Supporting Fairness and Inclusion for Transgender Athletes
In today’s polarized debate about transgender athletes in sports, a debate about individuals who make up approximately 0.05% of professional sports, it’s easy to lose sight of compassion and human dignity. We believe that inclusion and fairness are not at odds. Participation should be rooted in science and respect for human dignity.
Why Athletic Categories Exist
Sports are often divided by sex to account for general physical differences between cisgender men and women. Here’s what science tells us:
- Cisgender male athletes tend as a whole to demonstrate more physical power and speed than cisgender female athletes.
- Divisions between male and female athletic competitions exist to acknowledge the difference in athletic performance between cis male and cis female athletes.
Gender
Gender is a spectrum and there are people who do not fit neatly into two categories. Among them are intersex, non-binary, and trans athletes.
- The performance abilities of intersex, non-binary, and trans athletes may be different from the performance abilities of cis athletes.
Science-Informed and Compassion-Driven Policy
We support science and current science-based understandings regarding gender and the performance differences of athletes.

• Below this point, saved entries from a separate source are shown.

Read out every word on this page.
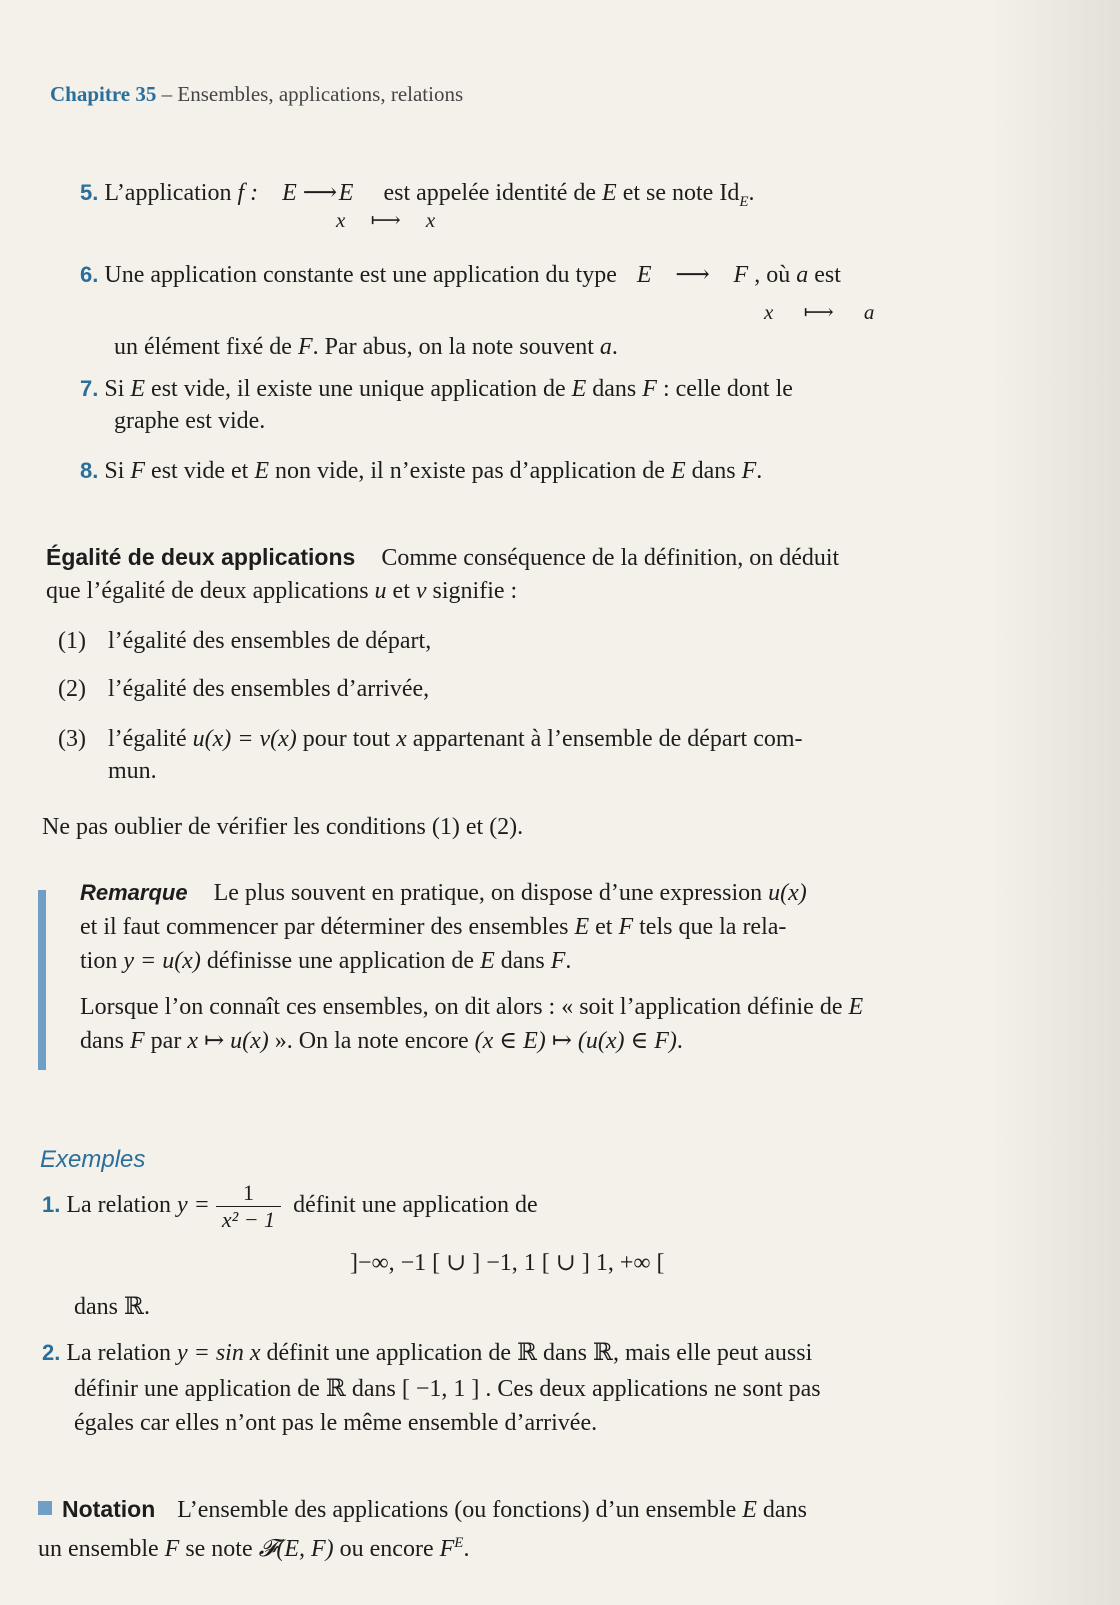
Chapitre 35 – Ensembles, applications, relations
5. L’application f : E ⟶ E est appelée identité de E et se note $Id_E$.
x ⟼ x
6. Une application constante est une application du type E ⟶ F , où a est
x ⟼ a
un élément fixé de F. Par abus, on la note souvent a.
7. Si E est vide, il existe une unique application de E dans F : celle dont le
graphe est vide.
8. Si F est vide et E non vide, il n’existe pas d’application de E dans F.
Égalité de deux applications Comme conséquence de la définition, on déduit
que l’égalité de deux applications u et v signifie :
(1) l’égalité des ensembles de départ,
(2) l’égalité des ensembles d’arrivée,
(3) l’égalité u(x) = v(x) pour tout x appartenant à l’ensemble de départ com-
mun.
Ne pas oublier de vérifier les conditions (1) et (2).
Remarque Le plus souvent en pratique, on dispose d’une expression u(x)
et il faut commencer par déterminer des ensembles E et F tels que la rela-
tion y = u(x) définisse une application de E dans F.
Lorsque l’on connaît ces ensembles, on dit alors : « soit l’application définie de E
dans F par x ↦ u(x) ». On la note encore (x ∈ E) ↦ (u(x) ∈ F).
Exemples
1. La relation $y = \frac{1}{\text{x² − 1}}$ définit une application de
]−∞, −1 [ ∪ ] −1, 1 [ ∪ ] 1, +∞ [
dans ℝ.
2. La relation y = sin x définit une application de ℝ dans ℝ, mais elle peut aussi
définir une application de ℝ dans [ −1, 1 ] . Ces deux applications ne sont pas
égales car elles n’ont pas le même ensemble d’arrivée.
Notation L’ensemble des applications (ou fonctions) d’un ensemble E dans
un ensemble F se note 𝓕(E, F) ou encore $F^E$.
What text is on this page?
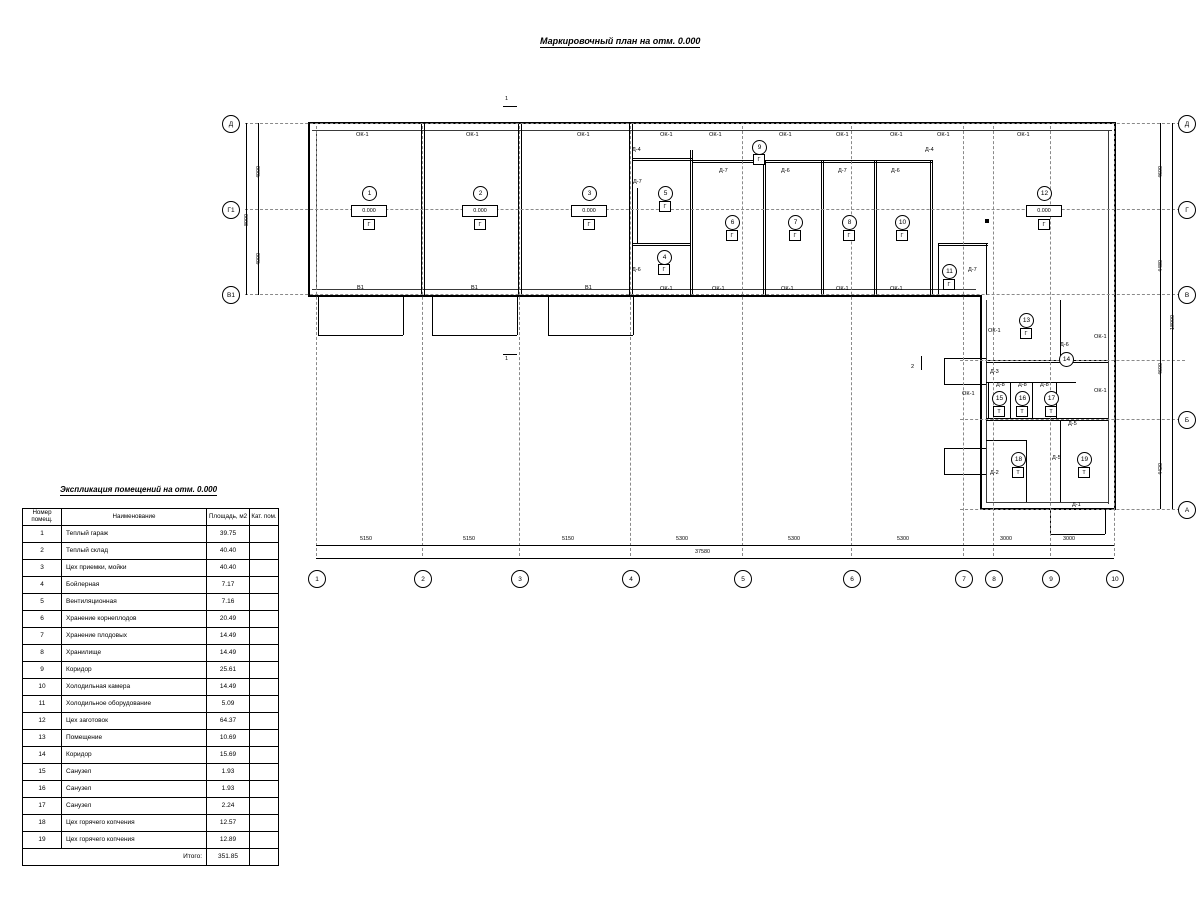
Маркировочный план на отм. 0.000
Экспликация помещений на отм. 0.000
Номер помещ.	Наименование	Площадь, м2	Кат. пом.
1	Теплый гараж	39.75	
2	Теплый склад	40.40	
3	Цех приемки, мойки	40.40	
4	Бойлерная	7.17	
5	Вентиляционная	7.16	
6	Хранение корнеплодов	20.49	
7	Хранение плодовых	14.49	
8	Хранилище	14.49	
9	Коридор	25.61	
10	Холодильная камера	14.49	
11	Холодильное оборудование	5.09	
12	Цех заготовок	64.37	
13	Помещение	10.69	
14	Коридор	15.69	
15	Санузел	1.93	
16	Санузел	1.93	
17	Санузел	2.24	
18	Цех горячего копчения	12.57	
19	Цех горячего копчения	12.89	
Итого:		351.85	
Д
Г1
В1
Д
Г
В
Б
А
1	2	3	4	5	6	7	8	9	10
5150	5150	5150	5300	5300	5300	3000	3000
37580
4000
4000
8000
4600
4480
4600
4420
18000
1
1
2
ОК-1	ОК-1	ОК-1	ОК-1	ОК-1	ОК-1	ОК-1	ОК-1	ОК-1	ОК-1
ОК-1	ОК-1	ОК-1	ОК-1	ОК-1
ОК-1
ОК-1
ОК-1
ОК-1
В1	В1	В1
Д-4
Д-7
Д-7	Д-6	Д-7	Д-6
Д-4
Д-6	Д-7
Д-3
Д-8 Д-8 Д-8
Д-5
Д-2
Д-5
Д-1
Д-6
1
0.000
Г
2
0.000
Г
3
0.000
Г
4
Г
5
Г
6
Г
7
Г
8
Г
9
Г
10
Г
11
Г
12
0.000
Г
13
Г
14
15
Т
16
Т
17
Т
18
Т
19
Т
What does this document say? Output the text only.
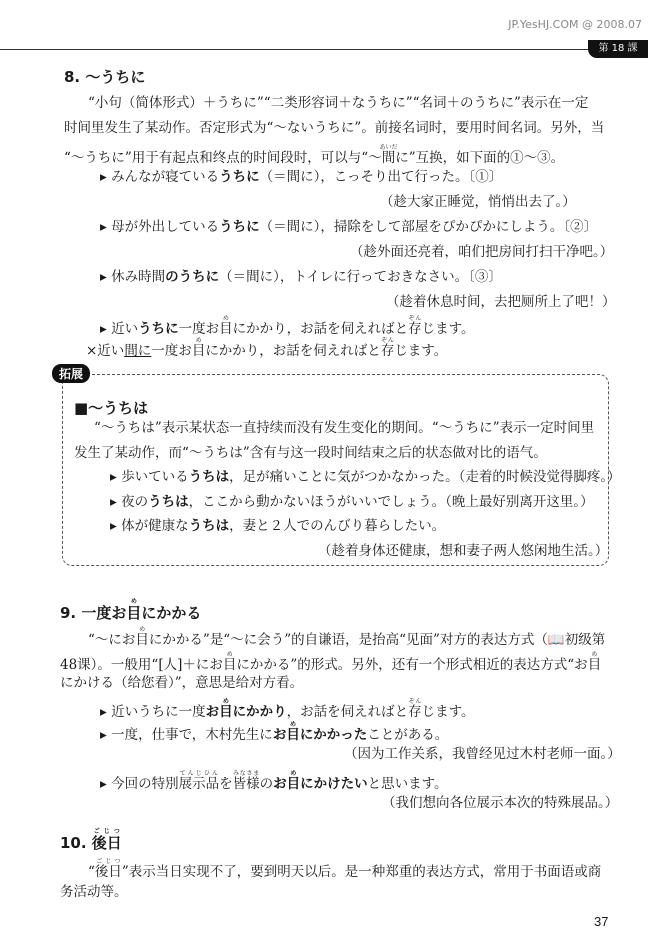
JP.YesHJ.COM @ 2008.07
第 18 課
拓展
8. ～うちに
“小句（简体形式）＋うちに”“二类形容词＋なうちに”“名词＋のうちに”表示在一定
时间里发生了某动作。否定形式为“～ないうちに”。前接名词时，要用时间名词。另外，当
“～うちに”用于有起点和终点的时间段时，可以与“～間あいだに”互换，如下面的①～③。
▸ みんなが寝ているうちに（＝間に），こっそり出て行った。〔①〕
（趁大家正睡觉，悄悄出去了。）
▸ 母が外出しているうちに（＝間に），掃除をして部屋をぴかぴかにしよう。〔②〕
（趁外面还亮着，咱们把房间打扫干净吧。）
▸ 休み時間のうちに（＝間に），トイレに行っておきなさい。〔③〕
（趁着休息时间，去把厕所上了吧！）
▸ 近いうちに一度お目めにかかり，お話を伺えればと存ぞんじます。
×近い間に一度お目めにかかり，お話を伺えればと存ぞんじます。
■～うちは
“～うちは”表示某状态一直持续而没有发生变化的期间。“～うちに”表示一定时间里
发生了某动作，而“～うちは”含有与这一段时间结束之后的状态做对比的语气。
▸ 歩いているうちは，足が痛いことに気がつかなかった。（走着的时候没觉得脚疼。）
▸ 夜のうちは，ここから動かないほうがいいでしょう。（晚上最好别离开这里。）
▸ 体が健康なうちは，妻と２人でのんびり暮らしたい。
（趁着身体还健康，想和妻子两人悠闲地生活。）
9. 一度お目めにかかる
“～にお目めにかかる”是“～に会う”的自谦语，是抬高“见面”对方的表达方式（📖初级第
48课）。一般用“[人]＋にお目めにかかる”的形式。另外，还有一个形式相近的表达方式“お目め
にかける（给您看）”，意思是给对方看。
▸ 近いうちに一度お目めにかかり，お話を伺えればと存ぞんじます。
▸ 一度，仕事で，木村先生にお目めにかかったことがある。
（因为工作关系，我曾经见过木村老师一面。）
▸ 今回の特別展示品てんじひんを皆様みなさまのお目めにかけたいと思います。
（我们想向各位展示本次的特殊展品。）
10. 後日ごじつ
“後日ごじつ”表示当日实现不了，要到明天以后。是一种郑重的表达方式，常用于书面语或商
务活动等。
37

- In elite sports (professional/paid sports), we support policies that acknowledge scientifically proven performance differences among cis, intersex, non-binary, and trans athletes while still providing space for intersex, non-binary, and trans athletes to compete.
- The sports performance science of trans, non-binary, and intersex athletes is currently sparse.
- Outside of elite (ie. community) sports, inclusion and acceptance should take precedence—and intersex, non-binary, and trans athletes should be able to participate according to their gender identity. Sports build belonging, and everyone deserves to play.
Looking Ahead
We encourage sports organizations to consult experts, listen to lived experiences, and create policies that reflect the complexity of human identity. Inclusion and fairness can—and must—coexist.